A guide to using ABBYY FineReader for text extraction from documents using OCR (Optical Character Recognition).

Adjusting Areas

Step 5. Adjusting Existing Text Areas

Normally, ABBYY will make a text area solely around text, while new paragraphs will sometimes be in different boxes. If the boxes are of the same type, you can just take one box and expand it to cover everything by clicking and dragging at the corners of a box.

Here is a screen shot of ABBYY's first-pass capture of segments of a page:

Screen capture of the ABBYY interface showing the premade boxes around text or image areas that are created by default when a new document is first loaded


This screen shot shows the result of multiple text areas combined into one:

Screen capture of the ABBYY interface showing the result when a user has combined multiple capture boxes into just a few.

 

The default shape of an area is a rectangle, but sometimes parts of a document you wish to recognize cannot fit in a simple rectangle. Let’s say you want all the text to be in one text box, as in this screen shot of irregular text that is not easily capture by a rectangular text-area box:

Screen capture of the ABBYY inteface showing the difficulty of merging capture-area boxes when the text is an irregular shape.

Expanding as in the previous method will not work because of the irregular shape.

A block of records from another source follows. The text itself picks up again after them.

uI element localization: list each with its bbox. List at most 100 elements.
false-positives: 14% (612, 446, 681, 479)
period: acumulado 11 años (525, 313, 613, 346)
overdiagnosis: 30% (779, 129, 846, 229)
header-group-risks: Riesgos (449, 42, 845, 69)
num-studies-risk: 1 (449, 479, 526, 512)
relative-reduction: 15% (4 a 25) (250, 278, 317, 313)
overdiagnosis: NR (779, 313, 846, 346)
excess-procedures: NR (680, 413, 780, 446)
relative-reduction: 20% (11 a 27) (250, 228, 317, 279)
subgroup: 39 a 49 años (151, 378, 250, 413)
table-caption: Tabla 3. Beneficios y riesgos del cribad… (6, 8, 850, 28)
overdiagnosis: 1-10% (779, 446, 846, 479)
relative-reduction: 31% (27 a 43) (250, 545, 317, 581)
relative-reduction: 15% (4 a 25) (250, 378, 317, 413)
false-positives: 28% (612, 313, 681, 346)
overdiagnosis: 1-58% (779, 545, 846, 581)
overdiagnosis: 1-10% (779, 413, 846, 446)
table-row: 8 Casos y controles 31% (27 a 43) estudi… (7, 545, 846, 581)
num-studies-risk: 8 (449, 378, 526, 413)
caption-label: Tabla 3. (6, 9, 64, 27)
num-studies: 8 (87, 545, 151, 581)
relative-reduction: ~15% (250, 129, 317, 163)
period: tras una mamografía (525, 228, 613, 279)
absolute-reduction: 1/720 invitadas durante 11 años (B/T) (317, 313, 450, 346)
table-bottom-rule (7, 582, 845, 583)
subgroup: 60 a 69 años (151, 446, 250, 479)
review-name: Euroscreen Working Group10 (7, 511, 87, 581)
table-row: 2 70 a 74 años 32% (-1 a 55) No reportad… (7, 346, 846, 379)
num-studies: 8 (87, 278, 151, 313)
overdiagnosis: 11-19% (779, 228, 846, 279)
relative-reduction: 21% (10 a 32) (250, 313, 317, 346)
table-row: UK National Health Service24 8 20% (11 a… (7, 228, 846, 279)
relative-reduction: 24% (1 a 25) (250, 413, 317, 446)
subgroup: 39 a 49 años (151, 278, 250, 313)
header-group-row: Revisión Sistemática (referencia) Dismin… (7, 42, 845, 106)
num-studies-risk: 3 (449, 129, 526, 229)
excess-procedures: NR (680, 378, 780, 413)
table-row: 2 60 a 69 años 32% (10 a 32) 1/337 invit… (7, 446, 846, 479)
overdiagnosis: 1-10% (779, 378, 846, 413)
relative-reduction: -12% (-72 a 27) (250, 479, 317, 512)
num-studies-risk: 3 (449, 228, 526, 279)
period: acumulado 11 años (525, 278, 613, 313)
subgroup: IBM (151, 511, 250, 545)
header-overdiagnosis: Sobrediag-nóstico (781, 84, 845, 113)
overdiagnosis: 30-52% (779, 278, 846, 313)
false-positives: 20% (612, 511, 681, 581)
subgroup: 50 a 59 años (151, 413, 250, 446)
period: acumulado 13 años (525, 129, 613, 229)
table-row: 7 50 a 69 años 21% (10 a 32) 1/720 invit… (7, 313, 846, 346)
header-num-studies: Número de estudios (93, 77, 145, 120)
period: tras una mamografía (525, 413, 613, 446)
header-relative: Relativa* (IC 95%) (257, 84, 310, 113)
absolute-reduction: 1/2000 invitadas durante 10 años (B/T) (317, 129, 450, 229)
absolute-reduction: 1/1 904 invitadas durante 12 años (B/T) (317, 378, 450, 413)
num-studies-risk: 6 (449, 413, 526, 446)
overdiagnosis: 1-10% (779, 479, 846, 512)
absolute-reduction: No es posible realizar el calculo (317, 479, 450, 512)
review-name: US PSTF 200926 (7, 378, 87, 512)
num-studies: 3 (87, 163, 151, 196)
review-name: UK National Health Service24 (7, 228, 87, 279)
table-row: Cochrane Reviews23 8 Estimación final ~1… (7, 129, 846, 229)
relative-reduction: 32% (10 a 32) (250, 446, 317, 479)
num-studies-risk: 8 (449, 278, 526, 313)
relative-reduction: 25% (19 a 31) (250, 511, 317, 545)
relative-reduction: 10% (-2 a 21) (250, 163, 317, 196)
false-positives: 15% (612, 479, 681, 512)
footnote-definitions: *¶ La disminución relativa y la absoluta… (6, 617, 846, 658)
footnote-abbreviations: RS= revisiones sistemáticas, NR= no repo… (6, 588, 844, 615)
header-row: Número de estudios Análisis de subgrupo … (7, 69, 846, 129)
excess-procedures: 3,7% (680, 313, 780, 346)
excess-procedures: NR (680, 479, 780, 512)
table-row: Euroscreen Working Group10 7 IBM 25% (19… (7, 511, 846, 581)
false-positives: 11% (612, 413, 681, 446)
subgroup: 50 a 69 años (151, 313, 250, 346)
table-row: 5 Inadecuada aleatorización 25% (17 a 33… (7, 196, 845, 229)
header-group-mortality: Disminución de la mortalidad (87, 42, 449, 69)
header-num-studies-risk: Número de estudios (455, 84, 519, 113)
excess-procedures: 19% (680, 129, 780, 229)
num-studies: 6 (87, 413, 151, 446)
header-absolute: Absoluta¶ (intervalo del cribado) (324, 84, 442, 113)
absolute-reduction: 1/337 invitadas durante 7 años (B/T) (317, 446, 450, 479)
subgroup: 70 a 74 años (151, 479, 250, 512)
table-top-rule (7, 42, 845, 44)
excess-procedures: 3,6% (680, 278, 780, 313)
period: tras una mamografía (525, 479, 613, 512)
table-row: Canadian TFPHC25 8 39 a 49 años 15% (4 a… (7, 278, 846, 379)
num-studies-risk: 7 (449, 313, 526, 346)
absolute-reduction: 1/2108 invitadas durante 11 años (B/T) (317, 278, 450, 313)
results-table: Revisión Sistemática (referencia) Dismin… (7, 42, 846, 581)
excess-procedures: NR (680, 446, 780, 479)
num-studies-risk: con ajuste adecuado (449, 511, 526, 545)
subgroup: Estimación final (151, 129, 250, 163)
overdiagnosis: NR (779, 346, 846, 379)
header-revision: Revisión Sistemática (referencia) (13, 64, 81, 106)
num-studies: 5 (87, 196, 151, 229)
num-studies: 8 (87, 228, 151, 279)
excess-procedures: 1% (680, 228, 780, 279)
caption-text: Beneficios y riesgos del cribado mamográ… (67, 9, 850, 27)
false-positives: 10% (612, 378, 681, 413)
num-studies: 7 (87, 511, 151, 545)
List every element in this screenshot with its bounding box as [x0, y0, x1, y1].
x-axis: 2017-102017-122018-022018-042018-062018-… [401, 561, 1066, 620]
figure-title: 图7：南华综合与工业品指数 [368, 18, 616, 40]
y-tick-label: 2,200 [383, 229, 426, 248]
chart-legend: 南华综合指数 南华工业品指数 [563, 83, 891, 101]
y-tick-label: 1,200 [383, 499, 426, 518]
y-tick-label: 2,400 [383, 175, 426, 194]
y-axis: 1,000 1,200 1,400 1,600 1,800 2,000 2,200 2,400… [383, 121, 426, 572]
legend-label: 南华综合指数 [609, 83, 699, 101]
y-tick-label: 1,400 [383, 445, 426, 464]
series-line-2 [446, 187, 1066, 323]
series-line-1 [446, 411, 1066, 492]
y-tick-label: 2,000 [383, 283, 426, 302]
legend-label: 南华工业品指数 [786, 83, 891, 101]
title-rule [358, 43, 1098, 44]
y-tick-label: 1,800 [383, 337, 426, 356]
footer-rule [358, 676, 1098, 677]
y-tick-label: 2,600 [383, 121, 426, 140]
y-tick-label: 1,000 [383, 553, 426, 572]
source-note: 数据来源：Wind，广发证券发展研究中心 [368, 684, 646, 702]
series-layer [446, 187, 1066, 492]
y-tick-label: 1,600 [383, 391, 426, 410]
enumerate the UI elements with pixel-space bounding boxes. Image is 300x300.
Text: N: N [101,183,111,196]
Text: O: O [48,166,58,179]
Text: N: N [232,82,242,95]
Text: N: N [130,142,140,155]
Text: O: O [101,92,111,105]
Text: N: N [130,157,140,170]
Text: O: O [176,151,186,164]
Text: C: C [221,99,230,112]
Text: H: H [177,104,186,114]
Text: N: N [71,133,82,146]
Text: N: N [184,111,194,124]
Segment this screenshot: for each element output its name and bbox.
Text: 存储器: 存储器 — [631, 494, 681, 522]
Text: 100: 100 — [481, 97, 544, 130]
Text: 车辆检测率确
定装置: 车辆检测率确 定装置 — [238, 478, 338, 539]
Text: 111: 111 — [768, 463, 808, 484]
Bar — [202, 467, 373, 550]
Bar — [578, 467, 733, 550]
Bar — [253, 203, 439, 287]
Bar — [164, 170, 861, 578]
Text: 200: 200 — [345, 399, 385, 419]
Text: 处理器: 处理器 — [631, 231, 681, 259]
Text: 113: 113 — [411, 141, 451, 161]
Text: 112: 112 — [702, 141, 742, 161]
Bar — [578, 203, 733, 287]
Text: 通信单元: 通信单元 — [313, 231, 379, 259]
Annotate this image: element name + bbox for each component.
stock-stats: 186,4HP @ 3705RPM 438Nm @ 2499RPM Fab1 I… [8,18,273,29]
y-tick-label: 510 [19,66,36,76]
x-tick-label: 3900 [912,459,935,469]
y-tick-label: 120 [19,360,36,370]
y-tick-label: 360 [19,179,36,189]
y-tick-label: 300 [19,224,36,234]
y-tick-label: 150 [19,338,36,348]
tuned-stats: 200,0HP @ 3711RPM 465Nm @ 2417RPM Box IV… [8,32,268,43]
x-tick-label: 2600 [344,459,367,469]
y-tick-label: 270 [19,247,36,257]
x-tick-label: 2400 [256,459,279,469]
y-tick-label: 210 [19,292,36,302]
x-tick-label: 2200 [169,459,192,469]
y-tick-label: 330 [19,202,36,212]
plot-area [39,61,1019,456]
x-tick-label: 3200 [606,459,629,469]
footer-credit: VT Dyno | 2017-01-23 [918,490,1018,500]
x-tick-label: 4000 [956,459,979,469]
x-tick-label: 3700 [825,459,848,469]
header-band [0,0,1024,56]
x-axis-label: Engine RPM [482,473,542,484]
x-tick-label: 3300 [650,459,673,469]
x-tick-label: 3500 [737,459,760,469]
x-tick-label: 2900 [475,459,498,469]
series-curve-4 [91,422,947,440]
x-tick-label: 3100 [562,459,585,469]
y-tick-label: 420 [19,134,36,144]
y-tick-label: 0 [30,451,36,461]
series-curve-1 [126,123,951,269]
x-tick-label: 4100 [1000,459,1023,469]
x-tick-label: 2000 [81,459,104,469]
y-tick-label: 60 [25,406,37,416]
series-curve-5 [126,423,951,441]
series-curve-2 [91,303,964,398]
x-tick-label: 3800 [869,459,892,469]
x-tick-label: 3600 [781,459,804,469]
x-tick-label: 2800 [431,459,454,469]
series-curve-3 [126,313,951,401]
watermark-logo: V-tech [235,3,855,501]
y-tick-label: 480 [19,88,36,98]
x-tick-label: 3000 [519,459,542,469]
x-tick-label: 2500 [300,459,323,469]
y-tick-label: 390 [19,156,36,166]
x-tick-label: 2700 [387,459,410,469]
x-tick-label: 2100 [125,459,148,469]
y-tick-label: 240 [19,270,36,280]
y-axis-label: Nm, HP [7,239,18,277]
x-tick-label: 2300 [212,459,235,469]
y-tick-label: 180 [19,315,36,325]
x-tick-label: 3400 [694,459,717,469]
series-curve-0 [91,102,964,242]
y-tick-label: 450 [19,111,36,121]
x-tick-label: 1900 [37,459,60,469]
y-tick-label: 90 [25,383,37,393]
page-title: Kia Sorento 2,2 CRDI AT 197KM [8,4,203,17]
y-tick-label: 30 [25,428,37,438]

If you click on the area you wish to expand, a floating toolbar will appear that looks like this image:

Screen capture of the popup ribbon toolbox that appears when a text-capture area is highlighted.

The two dashed boxes with the plus and minus sign are for creating and deleting areas in relation to the text box you clicked on. If you press on the dashed box with the plus sign, you can create a text box that can connect the disconnected ones.

Note: Merging areas that are arranged side-by-side would lead the text pane to output the text in one straight line, so if you want two separate columns, be sure to have two separate text areas.

Again, the zoom pane can be used for more precise adjustments of the areas. The same will work for picture areas.

Step 6. Working with Tables

For tables, however, there are different options that pop up when one clicks on the text-recognized area. Here is a screen shot of the ribbon toolbar that appears:

Screen capture of the ABBYY ribbon toolbar that pops up when a table capture box is highlighted.

This ribbon menu will let you separate parts of the table into rows and columns, delete separators, and analyze the area created into a table so you don’t manually have to do it.


As you can see in this image, ABBYY did not recognize this page of the document as a table despite its table-like layout into rows and two columns:

Screen capture of ABBYY interface showing what happens when the software fails to adequately capture a table on a page and needs user intervention to improve the capture.


Using the Table tool from the toolbar, we can create a table area, as in this image showing the blue text area drawn over the table area:

Screen capture showing a blue table area drawn around a table in a text.


Because the table has not been separated into any columns or rows, we must do this manually using the pop-up toolbar.

Select the tool option showing a table with the wand in front. ABBYY will try to guess where the lines would be and will draw them within the blue table recognition area, as in this screen shot:

Screen capture of ABBYY interface showing a properly created table capture area with divisions where table rows and columns are.

Now the software has placed columns and rows mostly where they should be. Still, there are a couple of mistakes. If you look in the zoom pane, ABBYY has created an extra row where there shouldn’t be.

In this case, you select from the pop-up toolbar the icon with the red X. Moving your cursor to the line you want deleted and click on it. This will delete the dividing line.

Dedicating time in ABBYY to adjusting the locations and number of recognition areas that the program attempts based on auto-detection pays off. It leads to much better results and less time spent in post-processing fixes to output.